L'AP-HP a fait savoir à RTL que Michel Aubier avait été mis à la retraite en septembre dernier. Ou plus exactement qu'il avait été mis fin à sa prolongation d'activité et son cumul emploi-retraite. Il n'y a pas eu de sanction. Mais, nous dit-on à l'AP-HP, "on s'est assuré qu'il y avait une procédure engagée par l'Ordre des médecins". C'est effectivement le cas. La justice interne des médecins a statué en catimini, sans en faire état publiquement. Peut–être parce qu'après un scandale aussi retentissant, on pouvait s'attendre à une sanction de la part de ses pairs.

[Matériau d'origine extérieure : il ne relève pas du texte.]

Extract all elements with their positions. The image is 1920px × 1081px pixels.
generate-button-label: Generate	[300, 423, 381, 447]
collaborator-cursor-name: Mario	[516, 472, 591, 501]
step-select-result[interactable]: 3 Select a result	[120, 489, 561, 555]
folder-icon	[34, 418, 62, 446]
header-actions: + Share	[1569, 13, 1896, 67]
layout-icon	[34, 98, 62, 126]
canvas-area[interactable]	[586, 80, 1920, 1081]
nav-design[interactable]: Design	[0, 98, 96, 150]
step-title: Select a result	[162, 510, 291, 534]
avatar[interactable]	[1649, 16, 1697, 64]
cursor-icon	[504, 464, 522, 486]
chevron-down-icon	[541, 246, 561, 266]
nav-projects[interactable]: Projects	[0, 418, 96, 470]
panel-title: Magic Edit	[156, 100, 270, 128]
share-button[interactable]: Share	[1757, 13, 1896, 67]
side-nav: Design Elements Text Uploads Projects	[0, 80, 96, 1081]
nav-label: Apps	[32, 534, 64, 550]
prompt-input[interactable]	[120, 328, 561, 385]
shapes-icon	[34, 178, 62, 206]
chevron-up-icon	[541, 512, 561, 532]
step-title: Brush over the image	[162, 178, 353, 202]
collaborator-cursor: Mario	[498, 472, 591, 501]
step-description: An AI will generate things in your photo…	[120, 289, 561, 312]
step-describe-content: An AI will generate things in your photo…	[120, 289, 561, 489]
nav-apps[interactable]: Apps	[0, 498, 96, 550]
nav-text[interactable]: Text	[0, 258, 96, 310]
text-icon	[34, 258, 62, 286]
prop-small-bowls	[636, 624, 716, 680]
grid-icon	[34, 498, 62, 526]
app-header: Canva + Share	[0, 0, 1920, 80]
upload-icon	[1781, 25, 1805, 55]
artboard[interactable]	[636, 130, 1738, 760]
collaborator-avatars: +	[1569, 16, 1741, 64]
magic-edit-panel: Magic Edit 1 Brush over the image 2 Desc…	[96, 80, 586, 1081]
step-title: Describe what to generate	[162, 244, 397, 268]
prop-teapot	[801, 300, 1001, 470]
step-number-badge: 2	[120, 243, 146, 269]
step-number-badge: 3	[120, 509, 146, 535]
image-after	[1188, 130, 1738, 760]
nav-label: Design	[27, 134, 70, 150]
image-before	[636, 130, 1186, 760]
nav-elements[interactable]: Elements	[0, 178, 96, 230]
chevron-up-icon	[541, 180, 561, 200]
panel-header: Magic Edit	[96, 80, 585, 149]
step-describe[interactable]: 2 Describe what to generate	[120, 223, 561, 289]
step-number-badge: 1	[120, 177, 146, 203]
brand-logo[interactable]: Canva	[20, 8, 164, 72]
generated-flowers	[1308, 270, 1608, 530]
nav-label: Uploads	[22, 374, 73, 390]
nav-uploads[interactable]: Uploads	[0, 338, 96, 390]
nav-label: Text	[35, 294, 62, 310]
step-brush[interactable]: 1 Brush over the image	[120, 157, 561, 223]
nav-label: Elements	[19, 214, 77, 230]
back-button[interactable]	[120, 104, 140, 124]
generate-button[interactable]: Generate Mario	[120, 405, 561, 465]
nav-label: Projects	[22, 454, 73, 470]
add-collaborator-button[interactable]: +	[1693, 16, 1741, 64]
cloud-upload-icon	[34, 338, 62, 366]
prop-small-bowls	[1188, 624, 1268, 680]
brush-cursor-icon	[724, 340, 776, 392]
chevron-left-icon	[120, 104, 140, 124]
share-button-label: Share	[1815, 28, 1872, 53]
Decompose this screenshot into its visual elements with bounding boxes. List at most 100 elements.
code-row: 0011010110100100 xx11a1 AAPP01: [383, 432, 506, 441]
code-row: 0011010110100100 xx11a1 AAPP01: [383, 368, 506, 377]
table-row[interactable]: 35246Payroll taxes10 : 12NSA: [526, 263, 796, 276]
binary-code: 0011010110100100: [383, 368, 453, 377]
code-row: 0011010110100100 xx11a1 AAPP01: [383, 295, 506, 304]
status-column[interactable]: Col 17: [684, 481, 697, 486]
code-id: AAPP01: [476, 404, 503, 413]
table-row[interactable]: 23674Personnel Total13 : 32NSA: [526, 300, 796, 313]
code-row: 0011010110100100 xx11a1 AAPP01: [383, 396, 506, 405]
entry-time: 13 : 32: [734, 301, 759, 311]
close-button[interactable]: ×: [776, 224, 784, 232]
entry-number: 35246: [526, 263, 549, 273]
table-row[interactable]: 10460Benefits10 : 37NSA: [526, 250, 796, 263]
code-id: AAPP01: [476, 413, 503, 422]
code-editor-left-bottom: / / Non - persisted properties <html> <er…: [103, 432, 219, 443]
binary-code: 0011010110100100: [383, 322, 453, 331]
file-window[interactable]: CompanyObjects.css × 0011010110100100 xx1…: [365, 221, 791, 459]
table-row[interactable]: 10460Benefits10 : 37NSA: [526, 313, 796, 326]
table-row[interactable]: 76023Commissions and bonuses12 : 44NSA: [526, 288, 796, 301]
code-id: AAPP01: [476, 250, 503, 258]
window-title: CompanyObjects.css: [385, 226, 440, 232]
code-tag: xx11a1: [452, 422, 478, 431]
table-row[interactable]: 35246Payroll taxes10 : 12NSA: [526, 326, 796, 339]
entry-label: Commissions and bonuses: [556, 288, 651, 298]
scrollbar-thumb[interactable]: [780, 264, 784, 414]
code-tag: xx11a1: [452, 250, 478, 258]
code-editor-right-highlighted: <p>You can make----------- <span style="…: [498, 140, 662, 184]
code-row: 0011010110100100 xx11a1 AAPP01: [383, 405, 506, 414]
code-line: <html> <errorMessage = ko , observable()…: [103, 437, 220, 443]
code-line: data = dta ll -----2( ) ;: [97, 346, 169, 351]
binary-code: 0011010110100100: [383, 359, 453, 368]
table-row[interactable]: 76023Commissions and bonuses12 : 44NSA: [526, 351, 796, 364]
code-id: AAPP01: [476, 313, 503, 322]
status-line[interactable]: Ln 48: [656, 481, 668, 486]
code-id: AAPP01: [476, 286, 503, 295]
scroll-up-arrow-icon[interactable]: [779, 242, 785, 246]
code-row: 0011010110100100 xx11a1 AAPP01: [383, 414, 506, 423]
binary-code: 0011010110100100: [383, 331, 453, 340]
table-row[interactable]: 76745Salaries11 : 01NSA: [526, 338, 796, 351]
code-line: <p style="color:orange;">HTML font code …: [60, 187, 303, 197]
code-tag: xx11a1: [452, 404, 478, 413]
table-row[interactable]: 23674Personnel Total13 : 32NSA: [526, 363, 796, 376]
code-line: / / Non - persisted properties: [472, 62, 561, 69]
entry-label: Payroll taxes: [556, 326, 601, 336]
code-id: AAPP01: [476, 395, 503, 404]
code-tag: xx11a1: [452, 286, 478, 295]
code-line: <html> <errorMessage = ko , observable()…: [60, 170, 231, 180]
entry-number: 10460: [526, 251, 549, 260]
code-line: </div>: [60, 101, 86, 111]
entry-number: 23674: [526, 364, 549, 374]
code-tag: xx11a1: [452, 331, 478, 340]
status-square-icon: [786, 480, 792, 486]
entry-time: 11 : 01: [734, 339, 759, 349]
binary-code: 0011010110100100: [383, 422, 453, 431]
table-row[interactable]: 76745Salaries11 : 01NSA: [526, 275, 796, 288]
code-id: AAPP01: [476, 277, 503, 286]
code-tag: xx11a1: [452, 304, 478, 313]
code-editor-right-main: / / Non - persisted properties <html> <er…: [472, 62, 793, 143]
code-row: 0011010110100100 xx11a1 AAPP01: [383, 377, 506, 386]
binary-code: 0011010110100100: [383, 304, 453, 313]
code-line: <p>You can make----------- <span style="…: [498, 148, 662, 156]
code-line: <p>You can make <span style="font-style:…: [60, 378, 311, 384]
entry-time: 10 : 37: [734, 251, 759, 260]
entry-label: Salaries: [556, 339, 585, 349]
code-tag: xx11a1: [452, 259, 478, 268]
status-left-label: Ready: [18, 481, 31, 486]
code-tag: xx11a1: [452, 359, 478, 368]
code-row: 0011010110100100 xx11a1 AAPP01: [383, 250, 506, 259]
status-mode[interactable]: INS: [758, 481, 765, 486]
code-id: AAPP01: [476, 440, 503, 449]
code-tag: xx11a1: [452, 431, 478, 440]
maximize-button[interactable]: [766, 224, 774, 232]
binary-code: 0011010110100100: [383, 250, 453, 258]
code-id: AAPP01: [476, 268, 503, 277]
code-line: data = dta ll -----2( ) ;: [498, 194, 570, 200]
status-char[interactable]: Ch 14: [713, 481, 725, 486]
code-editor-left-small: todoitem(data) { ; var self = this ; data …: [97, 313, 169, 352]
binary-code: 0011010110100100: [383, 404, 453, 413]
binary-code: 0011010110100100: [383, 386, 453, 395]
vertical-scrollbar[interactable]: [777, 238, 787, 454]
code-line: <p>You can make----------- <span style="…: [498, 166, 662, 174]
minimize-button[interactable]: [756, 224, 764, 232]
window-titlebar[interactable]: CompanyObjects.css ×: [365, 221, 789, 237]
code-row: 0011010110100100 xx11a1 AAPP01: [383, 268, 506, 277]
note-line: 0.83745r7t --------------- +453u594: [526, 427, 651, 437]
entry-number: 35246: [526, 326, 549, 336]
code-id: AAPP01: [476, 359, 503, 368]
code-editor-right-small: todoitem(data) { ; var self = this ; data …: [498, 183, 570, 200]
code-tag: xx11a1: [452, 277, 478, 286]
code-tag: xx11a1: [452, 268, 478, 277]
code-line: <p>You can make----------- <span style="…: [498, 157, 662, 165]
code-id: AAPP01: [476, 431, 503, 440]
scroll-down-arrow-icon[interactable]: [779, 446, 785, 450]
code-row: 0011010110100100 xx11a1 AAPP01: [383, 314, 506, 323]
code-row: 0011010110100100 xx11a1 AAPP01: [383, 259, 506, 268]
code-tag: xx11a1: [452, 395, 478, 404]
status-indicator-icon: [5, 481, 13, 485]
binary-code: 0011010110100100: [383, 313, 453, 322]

Or, comme RTL vous le révèle, la chambre disciplinaire de l'Ordre des médecins d'Île-de-France a prononcé le 25 avril dernier un simple "avertissement" contre Michel Aubier pour avoir "manqué à la probité et contribuer à déconsidérer la profession". L'avertissement, c'est le premier niveau. C'est moins grave qu'un blâme qui, lui-même, est moins grave qu'une radiation temporaire ou définitive. S'il juge la peine insuffisante, le Conseil national de l'Ordre des médecins peut faire appel. Ce qu'il, sauf surprise, ne devrait pas faire.